Aytmatov, Toprak Ana eserinde kahramanın ağzından diyordu ki, “Söyle bana Toprak Ana gerçeği söyle: İnsanlar savaşmadan yaşayamazlar mı?” 1963’te yazılan bu eserin ardından 60 yıl geçmiş. Yine Toprak Ana’nın evlatları bir savaşa itelendi, nice aileler çocuklarından, erlerinden oldu.

Rusya-Ukrayna savaşının durulmasını beklenirken, Putin yaptığı konuşmada “küresel savaşın dehşetini durdurmak için elimizden geleni yapma görevimiz var” derken bu savaşın “ana vatan ve geleceği” için olduğunu belirterek savaşı bir beka savaşı olarak niteledi. Küresel savaş dehşetini durdurmak olarak Putin’in elinden gelebilecekler arasında nükleer gücü de sayabiliriz. Belki de Putin bunu söylemek istiyor.

Dün MHP Genel Başkanı Devlet Bahçeli yaptığı açıklamada durumu şu şekilde ifade etti:

“Nükleer savaş ihtimalinin son günlerde sık sık telaffuz edilmesi de bir başka kâbus senaryosu olarak dünyanın gündem başlıkları arasındadır.

Nükleer başlıklı Rus füzelerinin Ukrayna’ya en çok silah gönderen ülkelerin başkentlerini vurma süreleri de zaman zaman farklı kanallardan paylaşılmaktadır. Cepheleşme Rusya ile Batı bloku arasında gittikçe sertleşmektedir. Putin yönetimi NATO’yla dalaşmaktadır. Karşılıklı yaptırım kararlarının, tehditkâr mesajların seriye bağlanması, silah ve füze dilinin olağanlaşması barış umutlarını ne yazık ki sekteye uğratmaktadır.”

Nükleer risk söylemlerine karşı Türkiye elbette hazırlıklarını yapacaktır. Bunun yanında Türkiye’nin faydasına olan şüphesiz hızlı bir şekilde barışın tesis edilmesidir. Devlet Bahçeli konuşmasında “Bu arayış zor gibi görünse de imkânsız değildir. İnanıyorum ki, Türkiye bu süreçte aktif, çok yönlü ve bütün taraflarla masaya oturabilme ve konuşabilme özelliklerinden dolayı barışın yeşermesine güçlü destek vermeyi sürdürecektir” şeklinde partisinin görüşünü ifade etmiştir.

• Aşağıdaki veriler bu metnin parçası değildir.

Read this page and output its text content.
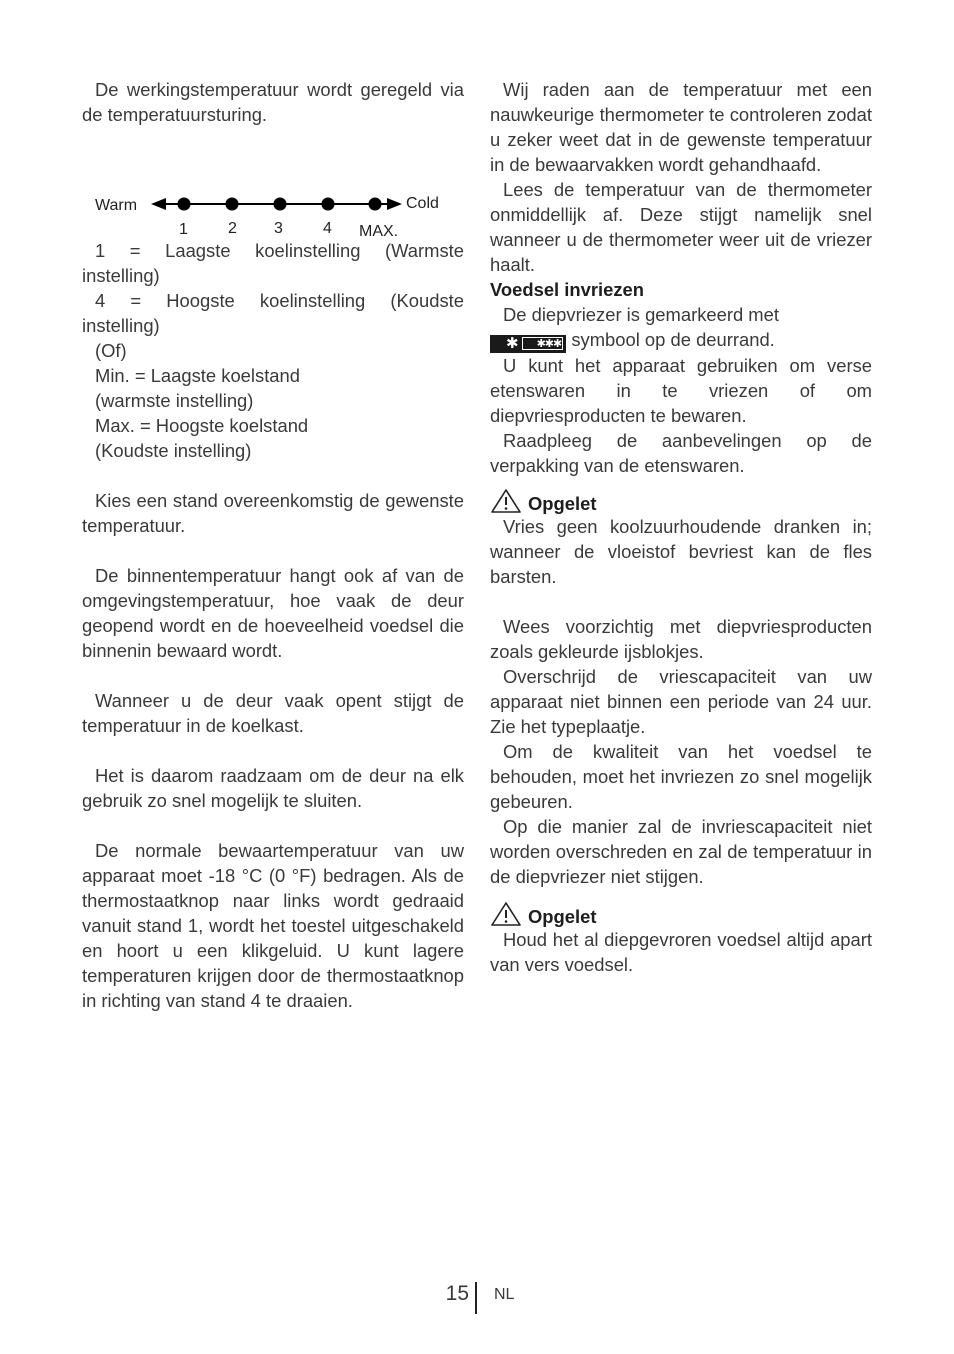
De werkingstemperatuur wordt geregeld via de temperatuursturing.

Warm	Cold
1	2 3	4 MAX.

1 = Laagste koelinstelling (Warmste instelling)

4 = Hoogste koelinstelling (Koudste instelling)

(Of)

Min. = Laagste koelstand

(warmste instelling)

Max. = Hoogste koelstand

(Koudste instelling)

Kies een stand overeenkomstig de gewenste temperatuur.

De binnentemperatuur hangt ook af van de omgevingstemperatuur, hoe vaak de deur geopend wordt en de hoeveelheid voedsel die binnenin bewaard wordt.

Wanneer u de deur vaak opent stijgt de temperatuur in de koelkast.

Het is daarom raadzaam om de deur na elk gebruik zo snel mogelijk te sluiten.

De normale bewaartemperatuur van uw apparaat moet -18 °C (0 °F) bedragen. Als de thermostaatknop naar links wordt gedraaid vanuit stand 1, wordt het toestel uitgeschakeld en hoort u een klikgeluid. U kunt lagere temperaturen krijgen door de thermostaatknop in richting van stand 4 te draaien.

Wij raden aan de temperatuur met een nauwkeurige thermometer te controleren zodat u zeker weet dat in de gewenste temperatuur in de bewaarvakken wordt gehandhaafd.

Lees de temperatuur van de thermometer onmiddellijk af. Deze stijgt namelijk snel wanneer u de thermometer weer uit de vriezer haalt.

Voedsel invriezen

De diepvriezer is gemarkeerd met

✱	✱✱✱ symbool op de deurrand.

U kunt het apparaat gebruiken om verse etenswaren in te vriezen of om diepvriesproducten te bewaren.

Raadpleeg de aanbevelingen op de verpakking van de etenswaren.

Opgelet

Vries geen koolzuurhoudende dranken in; wanneer de vloeistof bevriest kan de fles barsten.

Wees voorzichtig met diepvriesproducten zoals gekleurde ijsblokjes.

Overschrijd de vriescapaciteit van uw apparaat niet binnen een periode van 24 uur. Zie het typeplaatje.

Om de kwaliteit van het voedsel te behouden, moet het invriezen zo snel mogelijk gebeuren.

Op die manier zal de invriescapaciteit niet worden overschreden en zal de temperatuur in de diepvriezer niet stijgen.

Opgelet

Houd het al diepgevroren voedsel altijd apart van vers voedsel.

15 NL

Savaşın devam etmesi, bölgede ticareti azaltacak, Rusya ve Ukrayna’nın dünyaya sunduğu emtiaların fiyatları üzerinden küresel enflasyonist baskıyı devam ettirecek, Türkiye dâhil olmak üzere ister istemez önleyici ve tedbiren yapılacak savunma harcamaları ile refah ve büyüme için harcanabilecek büyük bütçeler savunmaya yönlendirilmek zorunda kalacaktır. O hâlde ekonomik anlamda da barış faydamıza olacaktır.

Zor zamanlar ancak birlik ile aşılır. Görünen o ki Rusya bu çatışmayı devam ettirmeye niyetlidir. O hâlde Cumhur İttifakı’nın oluşturduğu birlik ve irade, ülkemizin güçlü ve kararlı hareketi için korunmalıdır.

Bu dönemler aynı zamanda bir turnusol kâğıdı gibi ak ile karayı da ortaya çıkarmaktadır. Savaşı körükleyecek, Türkiye’yi sahaya inerek taraf tutmaya zorlayacak açıklamalara karşı Türk halkı her zaman “barışın kıymetini” ve “barışın kıymetini bilenlerin kıymetini” bilmelidir.